Das Lager soll eine Alternative zu traditionellen christlichen Ferienlagern bieten. Morgens diskutieren die Teilnehmer philosophische Ideen und erweitern ihr Wissen in Fächern wie Astronomie. An den Nachmittagen stehen übliche Sommerlager-Aktivitäten wie Schwimmen, Laufen, Klettern oder Rudern auf dem Programm. Abends sitzt man – wenn es nicht gerade regnet – um das Lagerfeuer herum und grillt Marshmallows.

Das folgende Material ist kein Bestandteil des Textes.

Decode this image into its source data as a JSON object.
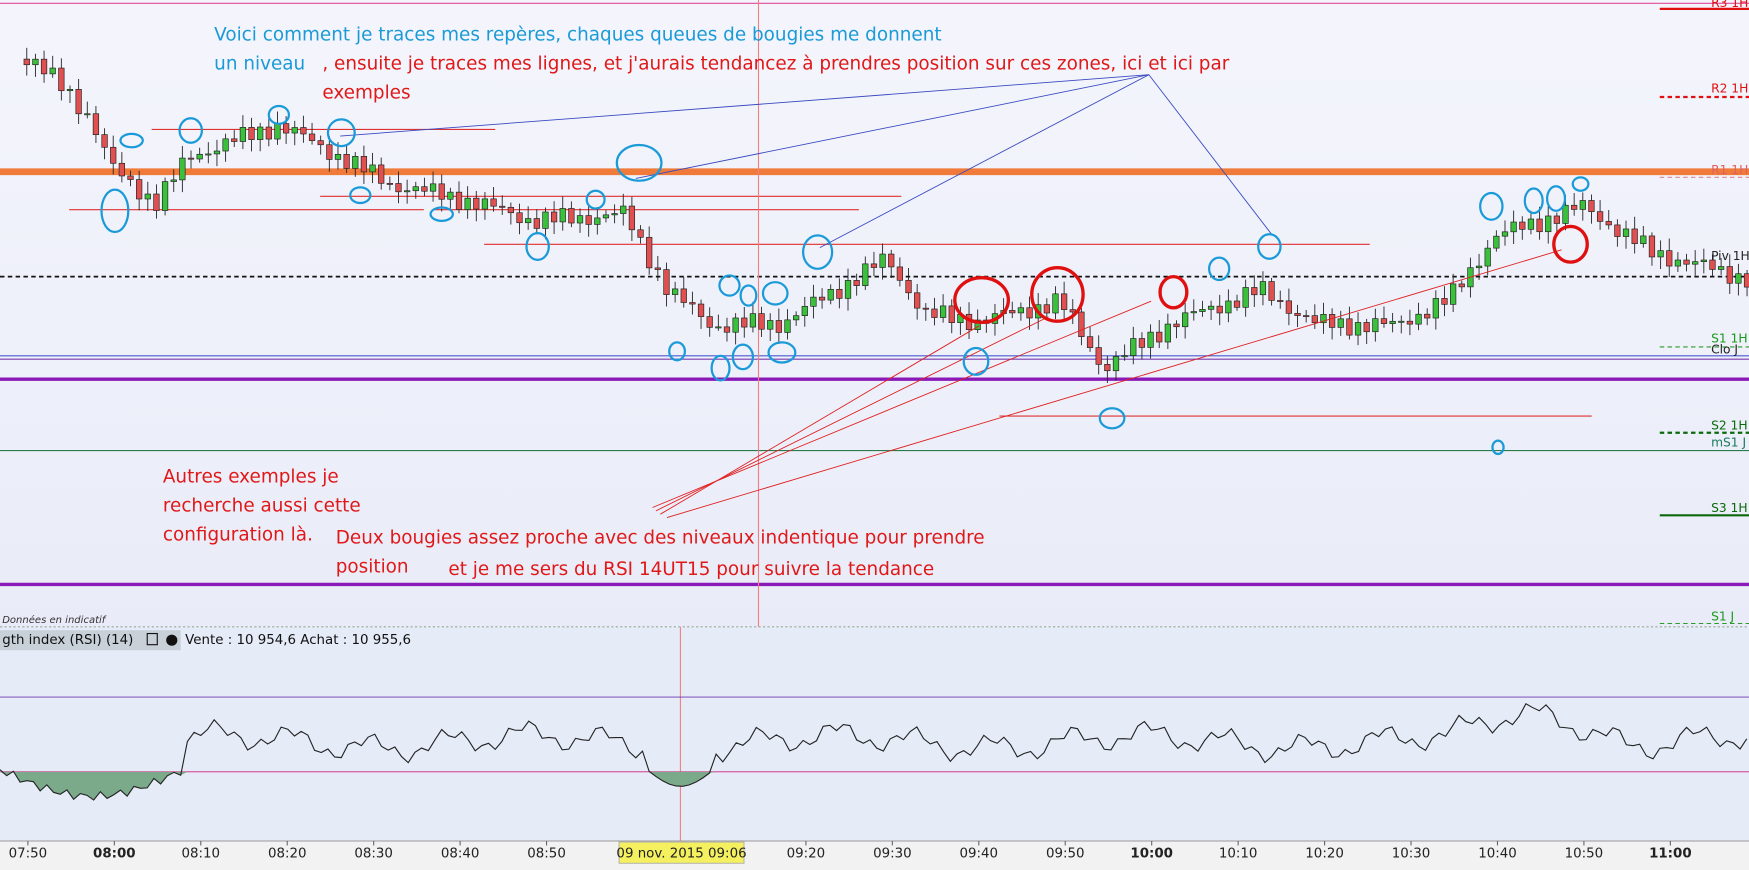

Julia hat das Gespräch über Charles Darwin großen Spaß gemacht. Genau so schön fand sie es aber auch, über eine riesig hohe Mauer zu klettern. „Das Beste ist aber, dass einem hier nicht gesagt wird, was man glauben soll – man soll einfach etwas glauben und dann dabei bleiben.“
Ein von Religion ungetrübtes Ferienlagererlebnis
Das erste Camp Quest fand 1996 in den USA statt. Mit Unterstützung der Richard-Dawwkins-Foundation wurde dann Camp Quest UK ins Leben gerufen, um den Kindern von „Atheisten, Agnostikern, Humanisten, Freidenkern und all denjenigen, die eine naturalistische einer übernatürlichen Weltanschauung vorziehen“ ein von Religion ungetrübtes Ferienlagererlebnis zu bieten.
Dreiundzwanzig Kinder im Alter von sechs/sieben aufwärts (das Alter des jüngsten Kindes ist umstritten: die Organisatoren meinen sieben – der kleine Leroy beharrt aber darauf, er sei sechs) sind beim Matsch- und Denkfest in Somerset dabei.

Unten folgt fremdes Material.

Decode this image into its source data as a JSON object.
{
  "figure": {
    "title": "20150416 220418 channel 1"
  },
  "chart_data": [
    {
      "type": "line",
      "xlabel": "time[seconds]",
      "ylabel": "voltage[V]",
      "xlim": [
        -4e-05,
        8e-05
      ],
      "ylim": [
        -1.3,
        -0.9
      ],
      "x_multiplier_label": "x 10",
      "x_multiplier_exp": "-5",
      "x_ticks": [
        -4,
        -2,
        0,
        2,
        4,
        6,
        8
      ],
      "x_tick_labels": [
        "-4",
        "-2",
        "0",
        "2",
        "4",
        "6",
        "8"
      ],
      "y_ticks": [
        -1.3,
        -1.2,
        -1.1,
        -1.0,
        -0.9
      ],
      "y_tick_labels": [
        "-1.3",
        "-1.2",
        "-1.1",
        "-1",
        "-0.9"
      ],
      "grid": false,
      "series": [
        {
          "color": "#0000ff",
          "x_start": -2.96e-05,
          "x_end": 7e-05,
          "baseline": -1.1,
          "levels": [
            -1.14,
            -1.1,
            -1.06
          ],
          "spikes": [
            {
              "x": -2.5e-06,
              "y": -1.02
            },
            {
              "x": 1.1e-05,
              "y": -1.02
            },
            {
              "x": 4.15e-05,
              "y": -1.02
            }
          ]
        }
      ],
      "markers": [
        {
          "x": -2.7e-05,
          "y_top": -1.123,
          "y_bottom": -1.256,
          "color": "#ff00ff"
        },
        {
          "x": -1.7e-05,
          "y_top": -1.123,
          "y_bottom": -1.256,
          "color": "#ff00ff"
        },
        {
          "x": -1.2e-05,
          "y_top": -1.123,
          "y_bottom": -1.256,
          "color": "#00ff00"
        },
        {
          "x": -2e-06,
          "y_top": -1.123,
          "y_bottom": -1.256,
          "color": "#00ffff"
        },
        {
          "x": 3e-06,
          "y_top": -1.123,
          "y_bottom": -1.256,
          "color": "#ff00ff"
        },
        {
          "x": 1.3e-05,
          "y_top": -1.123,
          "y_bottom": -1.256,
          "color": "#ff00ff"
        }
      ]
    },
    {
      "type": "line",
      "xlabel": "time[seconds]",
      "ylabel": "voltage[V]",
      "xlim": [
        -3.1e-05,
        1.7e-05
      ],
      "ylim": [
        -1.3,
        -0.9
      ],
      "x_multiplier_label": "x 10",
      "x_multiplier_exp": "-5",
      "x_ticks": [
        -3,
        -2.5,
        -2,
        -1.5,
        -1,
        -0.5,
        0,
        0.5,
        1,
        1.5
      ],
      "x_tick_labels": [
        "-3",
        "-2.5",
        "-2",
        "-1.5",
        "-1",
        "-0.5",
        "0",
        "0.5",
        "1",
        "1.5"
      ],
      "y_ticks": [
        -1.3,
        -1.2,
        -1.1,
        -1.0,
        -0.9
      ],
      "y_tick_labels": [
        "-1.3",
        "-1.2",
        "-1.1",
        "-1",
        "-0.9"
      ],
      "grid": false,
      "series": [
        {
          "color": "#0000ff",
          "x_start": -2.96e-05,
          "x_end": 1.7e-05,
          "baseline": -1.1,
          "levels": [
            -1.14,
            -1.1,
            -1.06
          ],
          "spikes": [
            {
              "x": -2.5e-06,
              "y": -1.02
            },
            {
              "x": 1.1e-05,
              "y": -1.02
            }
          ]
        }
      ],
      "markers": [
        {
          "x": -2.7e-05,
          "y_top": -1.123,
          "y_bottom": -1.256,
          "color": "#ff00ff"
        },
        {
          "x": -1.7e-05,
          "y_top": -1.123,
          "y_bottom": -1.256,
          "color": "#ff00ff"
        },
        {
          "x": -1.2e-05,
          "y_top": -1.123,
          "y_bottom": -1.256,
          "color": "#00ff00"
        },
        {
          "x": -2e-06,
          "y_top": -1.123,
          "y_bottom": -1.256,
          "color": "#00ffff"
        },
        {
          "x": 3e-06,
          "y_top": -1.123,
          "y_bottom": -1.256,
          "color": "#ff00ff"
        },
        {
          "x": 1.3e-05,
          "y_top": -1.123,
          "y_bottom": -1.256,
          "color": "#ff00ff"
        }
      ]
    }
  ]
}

An diesem Morgen war als erstes Philosophie dran. Ausgangspunkt der Stunde war Hans Christian Andersens Geschichte über Des Kaisers neue Kleider. Dianna Moylan, eine 67-jährige Lehrerin, Scheunentanz-Musikerin und „erfolgreiche Künstlerin – nicht gescheiterte Christin“, trägt das Märchen vor und teilt die Kinder dann in Gruppen ein, wo sie über die Geschichte sprechen und sich dann philosophische Fragen dazu überlegen sollen.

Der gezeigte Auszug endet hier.